The paper became an essential source of information about the outside world to prairie farmers.
Readers were encouraged to give their views, and the letters page became an important part of the paper.
The guide advocated reform of rural education and supported the temperance movement, the cooperative movement and the Social Gospel.
It became a supporter of the Progressive Party. As the Progressive movement waned in the 1920s the guide devoted less space to reform topics and focused on practical issues of rural life and entertainment for rural families.

The founders and editors were in favour of women's suffrage, but accepted the traditional view of separate men's and women's spheres of activity.
The guide included a woman's page from its first year, which discussed suffrage, equal rights, dower law and homesteading.
The woman's page later included a readers' forum, advice on managing a household, and opinions on marriage, motherhood, women's work and finances.
Separately the paper covered activities in the women's departments of the Grain Growers' Associations.

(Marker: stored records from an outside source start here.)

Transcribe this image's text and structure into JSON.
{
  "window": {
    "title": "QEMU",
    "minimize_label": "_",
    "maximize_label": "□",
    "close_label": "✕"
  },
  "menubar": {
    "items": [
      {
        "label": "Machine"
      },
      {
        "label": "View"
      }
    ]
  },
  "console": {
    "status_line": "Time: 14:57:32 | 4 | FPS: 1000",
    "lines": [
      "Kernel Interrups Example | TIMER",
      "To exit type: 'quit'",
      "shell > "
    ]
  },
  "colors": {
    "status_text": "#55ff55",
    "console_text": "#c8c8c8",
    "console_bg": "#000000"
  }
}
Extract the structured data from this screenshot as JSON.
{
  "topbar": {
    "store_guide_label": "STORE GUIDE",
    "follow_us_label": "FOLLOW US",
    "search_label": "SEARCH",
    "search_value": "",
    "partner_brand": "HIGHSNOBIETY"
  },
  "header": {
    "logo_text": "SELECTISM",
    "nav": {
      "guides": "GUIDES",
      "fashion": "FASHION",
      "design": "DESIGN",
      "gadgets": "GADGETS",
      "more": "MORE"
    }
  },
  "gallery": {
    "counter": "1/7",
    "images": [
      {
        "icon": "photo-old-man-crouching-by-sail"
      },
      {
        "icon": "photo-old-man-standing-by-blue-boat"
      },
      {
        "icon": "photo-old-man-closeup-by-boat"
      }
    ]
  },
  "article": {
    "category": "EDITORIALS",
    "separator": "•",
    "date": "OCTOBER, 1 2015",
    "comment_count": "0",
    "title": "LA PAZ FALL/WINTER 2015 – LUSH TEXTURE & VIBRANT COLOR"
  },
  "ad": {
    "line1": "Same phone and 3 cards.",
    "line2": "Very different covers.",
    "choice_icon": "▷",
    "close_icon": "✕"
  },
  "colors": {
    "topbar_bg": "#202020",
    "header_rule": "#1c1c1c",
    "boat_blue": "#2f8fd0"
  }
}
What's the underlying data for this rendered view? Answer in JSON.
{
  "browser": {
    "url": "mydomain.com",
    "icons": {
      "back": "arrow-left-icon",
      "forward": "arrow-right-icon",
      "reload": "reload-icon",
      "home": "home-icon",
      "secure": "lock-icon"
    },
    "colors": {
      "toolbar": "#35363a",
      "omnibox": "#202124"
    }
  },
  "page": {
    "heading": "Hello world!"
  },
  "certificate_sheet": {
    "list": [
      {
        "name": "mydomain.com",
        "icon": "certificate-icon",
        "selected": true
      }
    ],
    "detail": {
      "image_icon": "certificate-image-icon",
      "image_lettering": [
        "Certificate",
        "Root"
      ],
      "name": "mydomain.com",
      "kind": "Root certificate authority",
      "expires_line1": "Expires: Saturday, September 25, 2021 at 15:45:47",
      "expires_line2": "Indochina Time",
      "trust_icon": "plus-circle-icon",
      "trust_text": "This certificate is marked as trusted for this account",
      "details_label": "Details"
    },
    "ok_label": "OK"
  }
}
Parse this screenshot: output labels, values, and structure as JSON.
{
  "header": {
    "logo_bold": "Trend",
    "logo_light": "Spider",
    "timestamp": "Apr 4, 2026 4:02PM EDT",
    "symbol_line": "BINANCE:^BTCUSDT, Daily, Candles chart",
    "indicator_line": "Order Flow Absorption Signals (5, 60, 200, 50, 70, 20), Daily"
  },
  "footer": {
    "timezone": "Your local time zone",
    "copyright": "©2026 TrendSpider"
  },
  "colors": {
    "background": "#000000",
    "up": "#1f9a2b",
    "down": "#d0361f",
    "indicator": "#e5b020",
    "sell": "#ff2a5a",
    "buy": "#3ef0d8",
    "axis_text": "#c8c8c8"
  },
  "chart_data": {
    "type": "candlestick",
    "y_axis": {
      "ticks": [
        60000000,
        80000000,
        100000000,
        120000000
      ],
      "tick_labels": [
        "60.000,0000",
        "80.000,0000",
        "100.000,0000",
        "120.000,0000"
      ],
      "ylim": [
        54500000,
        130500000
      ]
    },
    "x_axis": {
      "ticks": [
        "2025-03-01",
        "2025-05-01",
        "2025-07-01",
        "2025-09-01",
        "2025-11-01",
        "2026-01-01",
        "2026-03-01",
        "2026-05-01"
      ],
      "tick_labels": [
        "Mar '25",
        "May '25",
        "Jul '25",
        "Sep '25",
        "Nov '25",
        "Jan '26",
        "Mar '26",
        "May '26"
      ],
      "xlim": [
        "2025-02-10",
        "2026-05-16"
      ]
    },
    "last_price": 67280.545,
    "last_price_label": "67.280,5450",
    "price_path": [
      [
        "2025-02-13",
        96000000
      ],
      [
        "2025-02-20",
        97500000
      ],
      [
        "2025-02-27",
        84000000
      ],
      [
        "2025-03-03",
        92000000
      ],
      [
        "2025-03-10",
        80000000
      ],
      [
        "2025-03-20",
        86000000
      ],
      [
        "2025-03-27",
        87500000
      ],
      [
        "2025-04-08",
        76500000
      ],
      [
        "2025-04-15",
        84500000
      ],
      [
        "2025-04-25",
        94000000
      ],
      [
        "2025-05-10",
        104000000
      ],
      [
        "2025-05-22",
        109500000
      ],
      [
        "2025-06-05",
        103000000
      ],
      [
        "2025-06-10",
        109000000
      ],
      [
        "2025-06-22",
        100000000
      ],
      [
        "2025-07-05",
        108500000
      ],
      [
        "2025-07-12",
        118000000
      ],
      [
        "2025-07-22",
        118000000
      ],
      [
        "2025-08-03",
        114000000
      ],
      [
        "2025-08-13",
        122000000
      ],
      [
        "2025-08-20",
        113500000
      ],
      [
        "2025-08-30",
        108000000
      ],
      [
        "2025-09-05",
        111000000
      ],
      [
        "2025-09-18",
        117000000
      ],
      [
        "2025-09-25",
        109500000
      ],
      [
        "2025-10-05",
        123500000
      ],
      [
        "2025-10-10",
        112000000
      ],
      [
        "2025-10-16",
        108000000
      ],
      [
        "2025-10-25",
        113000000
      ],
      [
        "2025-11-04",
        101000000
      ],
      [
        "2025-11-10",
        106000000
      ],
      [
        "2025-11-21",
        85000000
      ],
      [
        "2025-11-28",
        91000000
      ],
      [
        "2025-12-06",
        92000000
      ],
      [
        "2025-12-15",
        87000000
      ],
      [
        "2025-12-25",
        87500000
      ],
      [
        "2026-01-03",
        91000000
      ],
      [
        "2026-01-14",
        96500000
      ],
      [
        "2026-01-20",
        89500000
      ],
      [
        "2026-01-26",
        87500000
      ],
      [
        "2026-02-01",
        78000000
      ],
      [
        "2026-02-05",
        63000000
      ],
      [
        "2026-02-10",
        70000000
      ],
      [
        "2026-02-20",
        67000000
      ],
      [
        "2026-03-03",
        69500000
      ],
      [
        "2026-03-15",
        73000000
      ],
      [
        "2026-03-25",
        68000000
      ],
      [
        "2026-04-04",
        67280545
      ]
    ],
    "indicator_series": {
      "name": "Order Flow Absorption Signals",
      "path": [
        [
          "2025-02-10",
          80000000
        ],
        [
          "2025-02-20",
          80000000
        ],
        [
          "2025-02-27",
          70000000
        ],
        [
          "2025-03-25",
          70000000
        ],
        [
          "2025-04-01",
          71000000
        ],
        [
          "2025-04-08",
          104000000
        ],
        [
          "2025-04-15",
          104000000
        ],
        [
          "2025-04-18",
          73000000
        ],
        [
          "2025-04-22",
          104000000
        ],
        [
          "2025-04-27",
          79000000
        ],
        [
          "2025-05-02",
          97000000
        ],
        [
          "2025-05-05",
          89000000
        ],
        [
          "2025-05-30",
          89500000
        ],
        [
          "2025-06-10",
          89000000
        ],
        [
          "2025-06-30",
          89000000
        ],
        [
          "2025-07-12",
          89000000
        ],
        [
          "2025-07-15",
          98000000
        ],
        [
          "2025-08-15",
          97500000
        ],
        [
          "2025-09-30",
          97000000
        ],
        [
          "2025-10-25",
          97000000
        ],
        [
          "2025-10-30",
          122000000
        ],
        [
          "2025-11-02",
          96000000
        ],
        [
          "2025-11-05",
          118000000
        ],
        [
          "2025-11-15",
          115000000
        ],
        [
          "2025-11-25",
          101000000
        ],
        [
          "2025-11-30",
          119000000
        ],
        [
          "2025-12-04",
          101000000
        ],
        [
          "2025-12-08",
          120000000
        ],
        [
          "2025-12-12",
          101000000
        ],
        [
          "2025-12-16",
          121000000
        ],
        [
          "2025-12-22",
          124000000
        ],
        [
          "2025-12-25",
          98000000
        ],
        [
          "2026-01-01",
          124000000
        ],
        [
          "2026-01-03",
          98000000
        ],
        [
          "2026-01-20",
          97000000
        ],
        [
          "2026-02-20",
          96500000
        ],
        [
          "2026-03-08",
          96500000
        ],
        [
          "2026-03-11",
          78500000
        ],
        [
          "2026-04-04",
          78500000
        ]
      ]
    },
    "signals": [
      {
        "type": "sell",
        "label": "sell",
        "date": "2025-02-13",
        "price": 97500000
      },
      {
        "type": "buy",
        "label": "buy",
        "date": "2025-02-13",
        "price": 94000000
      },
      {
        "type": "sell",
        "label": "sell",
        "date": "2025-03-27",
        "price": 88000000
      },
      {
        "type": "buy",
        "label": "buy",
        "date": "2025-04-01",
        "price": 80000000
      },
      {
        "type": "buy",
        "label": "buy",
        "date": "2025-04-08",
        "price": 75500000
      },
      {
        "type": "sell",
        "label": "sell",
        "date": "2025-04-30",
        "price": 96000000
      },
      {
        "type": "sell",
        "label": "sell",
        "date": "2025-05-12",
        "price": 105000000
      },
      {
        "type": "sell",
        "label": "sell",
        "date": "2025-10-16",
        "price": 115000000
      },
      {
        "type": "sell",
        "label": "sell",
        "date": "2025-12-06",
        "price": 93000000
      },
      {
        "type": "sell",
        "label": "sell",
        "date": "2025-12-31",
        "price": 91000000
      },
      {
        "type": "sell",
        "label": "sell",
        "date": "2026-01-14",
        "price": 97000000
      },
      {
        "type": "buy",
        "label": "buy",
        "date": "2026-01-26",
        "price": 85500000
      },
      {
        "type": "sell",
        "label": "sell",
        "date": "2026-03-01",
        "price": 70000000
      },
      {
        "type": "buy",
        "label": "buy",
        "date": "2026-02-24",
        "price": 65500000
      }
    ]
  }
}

Later the guide started to publish a "household number" that was mainly devoted to domestic topics, but the parent newspaper continued to publish its woman's page.

The women's page editors from 1908 to 1928 were Isobel Graham, Mary Ford, Francis Marion Beynon, Mary P. McCallum, and Amy J. Roe.
Other well-known women wrote letters or gave commentaries, including Ella Cora Hind, Nellie McClung, and Irene Parlby.
All the editors were social feminists who believed that women had accepted responsibility for caring for the home and children, but that they should be educated, have property rights and have a voice in political debates.